Managing Power Undercurrents in a Budget Meeting

July 2, 2018

Managing Power Undercurrents in a Budget Meetingbudget

In a previous post, you tried to get the budget for a new project but got snookered by the others at the meeting (your boss Alicia and your peer managers, Dante and Marguerite). Is there any way you could have better the outcome of having to fund the project from your existing budget?

Preparing to meet power undercurrents

There is a charming, naïve and completely wrong idea that, even with important issues, you can wing it. You can’t. Just hoping for the best is not a plan. You need to think through the issue before you engage with others who also have a stake in the outcome of the discussion.

I don’t say that you have to do this for every meeting, but you need to in the case we’re talking about, you probably do. Budget, and its discussions, is pointy end of the spear in any organization. Everyone will arrive ready to defend their piece of it and, if possible, increase it. The power undercurrent will be running fast and strong. You’ll get swept under unless you prepare yourself.

Questions to ask yourself before the budget meeting

In the earlier post, you made the assumption that you could get the money you needed from your boss’ special project fund but were wrong.

Here are some general issues you should have considered prior to the meeting. I’ll give you the analysis for the meeting depicted in the earlier post.

How much money will you need? 500,000. Make sure you know the breakdown of this figure into specific items and their cost.

From where do you want to get the money?

  • Why would Alicia give you the money? She wants the project done.
  • How would the other managers feel? Is Alicia favoring you by doing that? Is this a sign to pay attention to?
  • How would Alicia feel? She might also be worried that it looks like favoritism.

What is your fallback position if Alicia doesn’t give you the money? Ask for the money from the other managers’ budgets.

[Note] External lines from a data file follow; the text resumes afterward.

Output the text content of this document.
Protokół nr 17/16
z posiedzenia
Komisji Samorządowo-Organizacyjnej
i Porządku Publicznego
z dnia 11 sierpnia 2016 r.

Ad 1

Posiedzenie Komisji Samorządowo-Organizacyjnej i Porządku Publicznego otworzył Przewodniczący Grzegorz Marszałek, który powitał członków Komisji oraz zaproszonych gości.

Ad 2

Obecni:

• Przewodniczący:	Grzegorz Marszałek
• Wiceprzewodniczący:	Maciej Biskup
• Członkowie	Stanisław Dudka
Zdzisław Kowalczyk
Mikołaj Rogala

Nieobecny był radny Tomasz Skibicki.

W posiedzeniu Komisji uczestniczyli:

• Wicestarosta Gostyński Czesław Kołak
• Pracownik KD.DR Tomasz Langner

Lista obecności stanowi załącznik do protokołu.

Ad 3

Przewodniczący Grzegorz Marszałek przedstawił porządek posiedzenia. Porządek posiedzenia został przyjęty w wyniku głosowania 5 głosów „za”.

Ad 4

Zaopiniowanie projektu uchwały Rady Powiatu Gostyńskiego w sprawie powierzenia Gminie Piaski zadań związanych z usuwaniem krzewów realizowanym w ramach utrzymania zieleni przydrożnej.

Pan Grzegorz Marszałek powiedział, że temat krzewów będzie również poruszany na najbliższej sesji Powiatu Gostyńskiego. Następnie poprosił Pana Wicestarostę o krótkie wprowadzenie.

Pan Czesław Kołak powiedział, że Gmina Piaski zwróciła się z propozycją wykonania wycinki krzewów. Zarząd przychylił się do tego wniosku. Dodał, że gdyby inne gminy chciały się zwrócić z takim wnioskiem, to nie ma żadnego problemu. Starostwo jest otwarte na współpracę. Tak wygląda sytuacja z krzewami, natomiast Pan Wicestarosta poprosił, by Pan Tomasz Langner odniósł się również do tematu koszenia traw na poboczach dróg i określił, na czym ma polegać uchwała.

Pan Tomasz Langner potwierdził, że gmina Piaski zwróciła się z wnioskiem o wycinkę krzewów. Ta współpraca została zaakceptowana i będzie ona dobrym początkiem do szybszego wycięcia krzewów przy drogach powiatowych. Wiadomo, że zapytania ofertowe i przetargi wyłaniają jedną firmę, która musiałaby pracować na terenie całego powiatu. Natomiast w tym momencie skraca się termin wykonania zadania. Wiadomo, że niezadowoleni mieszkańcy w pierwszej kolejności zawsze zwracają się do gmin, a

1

  • What arguments will the others make to resist the budget cuts? Already cut to the bone; the sky will fall in; you shouldn’t have gotten the project to begin with.
  • How could you counter them? Project important for the company; if successful, will make more money available for all; don’t rehash old decisions.

How much can you (really) afford within your present budget to fund? Keep this figure in your back pocket. You’ll probably want to argue that all of the money come from other sources than yours, but if that doesn’t work, you need to know how much you can actually give.

Why is this good for the company? Move deeper into digital presence; attract new customers; create more business downstream.

Are there any aspects of the project which would incline the other managers to support giving you some of their budget?  Future considerations; trading something wanted by the others; appeal to greater good?

If you spend some time working through these issues and any others that occur, you are in a better position to be successful in the upcoming meeting. You will have thought through how the undercurrent of wanting to obtain and retain power (in this case, money) might well operate in the meeting.